Millionaire Tax States See Increased Revenue
According to a study by the Rockefeller Institute of Government, millionaire taxes have worked out well for several states. New York and California have both seen an increase in state tax revenue as a result of tax hikes on the rich. According to the Rockefeller study, in the first quarter of 2010, New York’s tax revenue rose by 15.8 percent and California’s increased by 19.1 percent compared to the same period in 2009. The study also showed that New Jersey and Hawaii, two states that increased tax rates on the upper class, had a surge in tax revenue in the first quarter of 2010. It’s no surprise that increasing tax rates increases revenue, but the question is will the millionaires stick around to pay the high taxes. And if some do leave will the increased revenue be enough to cover the potential losses from out-of-state migration?
Taxing Millionaires Drives Them Out
The main argument against the millionaire tax is that millionaires will abandon their home state when their taxes increase, which would actually decrease state revenue and leave the middle class to make up the losses. They argue that punishing the successful makes the state less attractive to business, driving not only millionaires out of the state, but their businesses and employment opportunities with them.
In May 2009 the Wall Street Journal ran an editorial entitled "Millionaires Go Missing." This article argued that Maryland’s newly imposed millionaire tax was driving wealthy citizens from the state. The article claimed that one-third of millionaires left Maryland after the state increased their top tax rate from 5 percent to 6.25 percent for taxpayers making $1 million or more. However, a study that used actual state tax return data contradicts this claim.

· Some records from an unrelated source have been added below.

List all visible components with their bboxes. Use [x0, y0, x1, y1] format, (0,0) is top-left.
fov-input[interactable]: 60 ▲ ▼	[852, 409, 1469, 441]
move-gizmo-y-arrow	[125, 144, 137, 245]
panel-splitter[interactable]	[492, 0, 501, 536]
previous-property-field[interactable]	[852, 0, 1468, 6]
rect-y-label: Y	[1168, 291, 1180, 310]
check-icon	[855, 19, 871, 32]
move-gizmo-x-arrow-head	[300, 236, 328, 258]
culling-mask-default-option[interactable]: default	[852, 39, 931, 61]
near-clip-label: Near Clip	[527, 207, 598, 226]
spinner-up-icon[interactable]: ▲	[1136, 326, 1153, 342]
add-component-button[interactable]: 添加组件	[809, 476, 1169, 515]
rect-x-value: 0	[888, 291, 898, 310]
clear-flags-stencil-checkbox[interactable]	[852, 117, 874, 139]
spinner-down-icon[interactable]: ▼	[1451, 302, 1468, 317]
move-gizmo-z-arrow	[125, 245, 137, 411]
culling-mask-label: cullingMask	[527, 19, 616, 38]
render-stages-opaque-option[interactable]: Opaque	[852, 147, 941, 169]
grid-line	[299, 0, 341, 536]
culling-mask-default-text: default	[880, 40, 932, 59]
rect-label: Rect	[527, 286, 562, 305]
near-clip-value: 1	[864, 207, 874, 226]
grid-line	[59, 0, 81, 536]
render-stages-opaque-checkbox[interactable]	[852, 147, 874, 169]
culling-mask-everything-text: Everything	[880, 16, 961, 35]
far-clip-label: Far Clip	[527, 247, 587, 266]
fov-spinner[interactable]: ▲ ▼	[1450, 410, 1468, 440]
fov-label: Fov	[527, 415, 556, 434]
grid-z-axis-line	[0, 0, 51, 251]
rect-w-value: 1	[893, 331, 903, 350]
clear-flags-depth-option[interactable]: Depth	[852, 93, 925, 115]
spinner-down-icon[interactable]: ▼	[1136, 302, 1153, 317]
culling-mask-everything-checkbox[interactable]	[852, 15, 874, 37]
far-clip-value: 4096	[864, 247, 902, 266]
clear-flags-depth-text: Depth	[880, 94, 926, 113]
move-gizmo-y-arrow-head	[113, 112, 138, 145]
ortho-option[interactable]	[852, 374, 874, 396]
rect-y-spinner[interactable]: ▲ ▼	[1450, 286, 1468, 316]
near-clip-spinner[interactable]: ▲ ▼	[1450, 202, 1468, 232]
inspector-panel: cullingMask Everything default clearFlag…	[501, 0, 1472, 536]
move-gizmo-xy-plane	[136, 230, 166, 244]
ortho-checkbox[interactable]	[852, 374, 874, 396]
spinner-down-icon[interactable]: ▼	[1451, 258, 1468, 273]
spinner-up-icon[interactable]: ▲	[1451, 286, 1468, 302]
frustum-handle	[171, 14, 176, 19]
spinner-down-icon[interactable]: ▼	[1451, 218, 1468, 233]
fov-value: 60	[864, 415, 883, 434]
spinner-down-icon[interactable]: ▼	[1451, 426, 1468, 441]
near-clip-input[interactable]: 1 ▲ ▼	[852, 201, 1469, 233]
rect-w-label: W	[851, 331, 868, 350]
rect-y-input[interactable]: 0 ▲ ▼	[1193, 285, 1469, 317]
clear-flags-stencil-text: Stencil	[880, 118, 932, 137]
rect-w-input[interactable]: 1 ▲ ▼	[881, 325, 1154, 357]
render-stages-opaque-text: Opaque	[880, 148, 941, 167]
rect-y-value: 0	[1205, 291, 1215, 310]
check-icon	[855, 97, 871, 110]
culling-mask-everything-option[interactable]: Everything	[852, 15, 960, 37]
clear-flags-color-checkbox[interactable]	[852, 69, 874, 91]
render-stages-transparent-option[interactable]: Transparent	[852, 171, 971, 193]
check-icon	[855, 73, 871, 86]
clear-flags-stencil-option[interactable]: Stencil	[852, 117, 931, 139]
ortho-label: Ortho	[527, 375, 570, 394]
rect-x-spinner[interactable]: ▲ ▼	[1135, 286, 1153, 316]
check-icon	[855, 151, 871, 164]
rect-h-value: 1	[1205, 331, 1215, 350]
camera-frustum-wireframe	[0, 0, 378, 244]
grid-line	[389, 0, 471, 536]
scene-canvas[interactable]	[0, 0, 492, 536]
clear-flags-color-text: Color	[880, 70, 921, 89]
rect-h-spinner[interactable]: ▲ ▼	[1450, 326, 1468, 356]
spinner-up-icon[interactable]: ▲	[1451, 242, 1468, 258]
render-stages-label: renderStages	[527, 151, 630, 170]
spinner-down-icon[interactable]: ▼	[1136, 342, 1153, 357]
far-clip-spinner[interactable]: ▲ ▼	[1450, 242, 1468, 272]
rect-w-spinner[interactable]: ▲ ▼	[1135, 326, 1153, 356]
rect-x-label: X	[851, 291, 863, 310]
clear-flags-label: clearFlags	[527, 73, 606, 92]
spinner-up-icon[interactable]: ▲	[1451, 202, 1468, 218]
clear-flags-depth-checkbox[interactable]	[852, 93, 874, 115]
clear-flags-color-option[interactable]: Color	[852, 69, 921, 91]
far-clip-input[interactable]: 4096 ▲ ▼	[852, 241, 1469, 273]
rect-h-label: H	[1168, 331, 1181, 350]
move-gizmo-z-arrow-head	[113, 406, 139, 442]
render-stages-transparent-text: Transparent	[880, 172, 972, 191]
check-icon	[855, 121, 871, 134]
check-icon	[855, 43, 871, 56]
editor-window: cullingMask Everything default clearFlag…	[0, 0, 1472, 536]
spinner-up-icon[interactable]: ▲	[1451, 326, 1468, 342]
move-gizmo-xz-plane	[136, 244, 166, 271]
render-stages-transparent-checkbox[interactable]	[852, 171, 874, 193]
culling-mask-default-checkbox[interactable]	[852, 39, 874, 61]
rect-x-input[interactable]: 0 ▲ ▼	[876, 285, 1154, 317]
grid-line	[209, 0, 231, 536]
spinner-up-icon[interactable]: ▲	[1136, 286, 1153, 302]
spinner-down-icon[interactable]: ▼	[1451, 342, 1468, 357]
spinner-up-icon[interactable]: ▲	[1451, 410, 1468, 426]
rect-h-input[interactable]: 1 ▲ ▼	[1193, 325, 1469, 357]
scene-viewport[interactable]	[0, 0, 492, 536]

Are the Millionaires Really Leaving?
According to a study by the Institute on Taxation and Economic Policy (ITEP), the decrease in Maryland millionaire tax returns had less to do with millionaires leaving the state and more to do with the recession’s effect on their income. The institute gathered data from the Maryland Office of the Comptroller on millionaire tax returns from before and after Maryland's 2007 tax hike. Their findings showed that out of 3,837 less millionaire tax returns filed in 2008 compared to 2007, only 547 of them were due to state residency changes. The other 3,290 millionaires simply made less money during the recession and were therefore not subject to the millionaire tax.
Other studies have resulted in similar conclusions. Princeton University’s Policy Research Institute studied the effects of New Jersey’s “half millionaire” tax that was passed in 2000. This “half millionaire” tax created a new tax bracket for those making over $500,000 a year. The study found that while some out-migration did occur, the increase in tax revenue more than made up for the losses. New Jersey lost $37.7 million in tax revenue after wealthy taxpayers left the state, but they gained over $1 billion in revenue from the tax increase. A similar study by the California Budget Project found that after the state passed a 1 percent surcharge on people making more than $1 million a year in 2005, the number of taxpayers with adjusted gross incomes of at least $1 million increased by nearly 38 percent.
It seems that maybe there are more factors in deciding where to live than just taxes, even for the rich.